Curio

State Library of New South Wales

Rosary beads belonging to Damien Parer

Rosary beads belonging to Damien Parer

R 365

Metal and ceramic

Acquired from Damien Parer jnr, 1964


I felt very tired but couldn’t sleep, I had a feeling that I might cop it today and repeated my trust in Our Lady’s protection. Not only from death but if I was to die to do it well!

Damien Parer, diary entry, November 1943


Love of the Mass

By Bernard Hosie, Damien Parer: A unique Australian, 1966

Parer was at Mass and Communion the morning that he died. He always had a deep reverence for the Mass and went whenever he could – if possible to daily Mass.

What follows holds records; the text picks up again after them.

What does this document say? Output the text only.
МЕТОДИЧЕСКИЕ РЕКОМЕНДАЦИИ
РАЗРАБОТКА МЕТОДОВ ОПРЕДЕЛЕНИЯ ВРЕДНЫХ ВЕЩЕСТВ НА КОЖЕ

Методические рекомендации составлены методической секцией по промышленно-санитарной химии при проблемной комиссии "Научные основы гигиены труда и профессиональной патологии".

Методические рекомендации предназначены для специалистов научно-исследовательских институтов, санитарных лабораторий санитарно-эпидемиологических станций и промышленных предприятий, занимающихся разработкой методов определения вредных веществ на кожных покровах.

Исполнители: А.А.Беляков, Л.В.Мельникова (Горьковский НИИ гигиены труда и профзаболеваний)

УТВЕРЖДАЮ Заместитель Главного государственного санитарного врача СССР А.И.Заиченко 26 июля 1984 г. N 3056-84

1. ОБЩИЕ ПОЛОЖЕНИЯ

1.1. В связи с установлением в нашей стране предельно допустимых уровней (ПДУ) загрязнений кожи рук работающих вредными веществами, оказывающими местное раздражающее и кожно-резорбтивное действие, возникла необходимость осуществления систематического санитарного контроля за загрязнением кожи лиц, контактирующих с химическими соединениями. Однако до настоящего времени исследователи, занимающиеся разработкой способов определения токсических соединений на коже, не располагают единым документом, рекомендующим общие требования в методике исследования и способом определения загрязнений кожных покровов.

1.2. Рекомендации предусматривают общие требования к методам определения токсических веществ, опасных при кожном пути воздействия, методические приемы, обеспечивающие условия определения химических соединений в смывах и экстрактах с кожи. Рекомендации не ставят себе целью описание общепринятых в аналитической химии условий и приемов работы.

His other great devotion was to Our Lady. He loved the Rosary especially. Among the papers that he left behind was the Treatise of De Montfort on ‘True Devotion to Our Lady’.


Theatrically religious

By Niall Brennan, Damien Parer: Cameraman, MUP, 1994

Damien Parer’s closest friend, Ron Maslyn Williams, said of him that he was often ‘theatrically religious’ … When a man constantly and unselfconsciously invokes sacred images or pious references and kneels down to say his prayers in a crowded mess hut, it may be necessary to explain not only what religion is, but how it affects an artist at his work. To some people in this secular age he may have seemed simply eccentric. But whatever one’s views of religion, there can be no doubt that it played a major role in his artistic life. Because it moulded his attitude to life and death it was a major influence in what some saw as his bravery and intrepidity. He did not have what one well-known Australian saw as a ‘death wish’. It was because of his religion that he simply did not care about death or survival. But more important than his indifference to danger, it was his religion that gave him a view of mankind and moulded his attitude to soldiers in particular. It dictated his choice of photographic subjects … 


A Man of Prayer

By Bernard Hosie, Damien Parer: A unique Australian, 1966

Prayer was as natural to Damien as breathing. He would kneel for his morning and evening prayers in the most unlikely places and at the most unlikely times. Beside a slit trench in the western desert. In a hotel room in Cairo. In a tent, while his comrades drank beer and told army stories. In a tree in New Guinea, from which he was filming a Japanese airstrip.

On one occasion he was filming the destruction of a Greek village by German Stukas. He lay full length, feverishly recording the horrors below him and his companion could hear his prayer: ‘Holy Mother of God, save the poor bastards!’ It was an unconventional prayer – but Parer was an unconventional man and no one would doubt its sincerity ...


Prayer in Action

By Bernard Hosie, Damien Parer: A unique Australian, 1966

… for Parer, prayer was not just the time when he was on his knees speaking to God. He was deeply conscious of the fact that his work itself was a prayer; that done well it was something that pleased God and brought him closer to God. Brought up in a Catholic family, educated in Catholic schools, associated with the first beginnings of Catholic Action in Australia, he knew well that ‘to work is to pray’.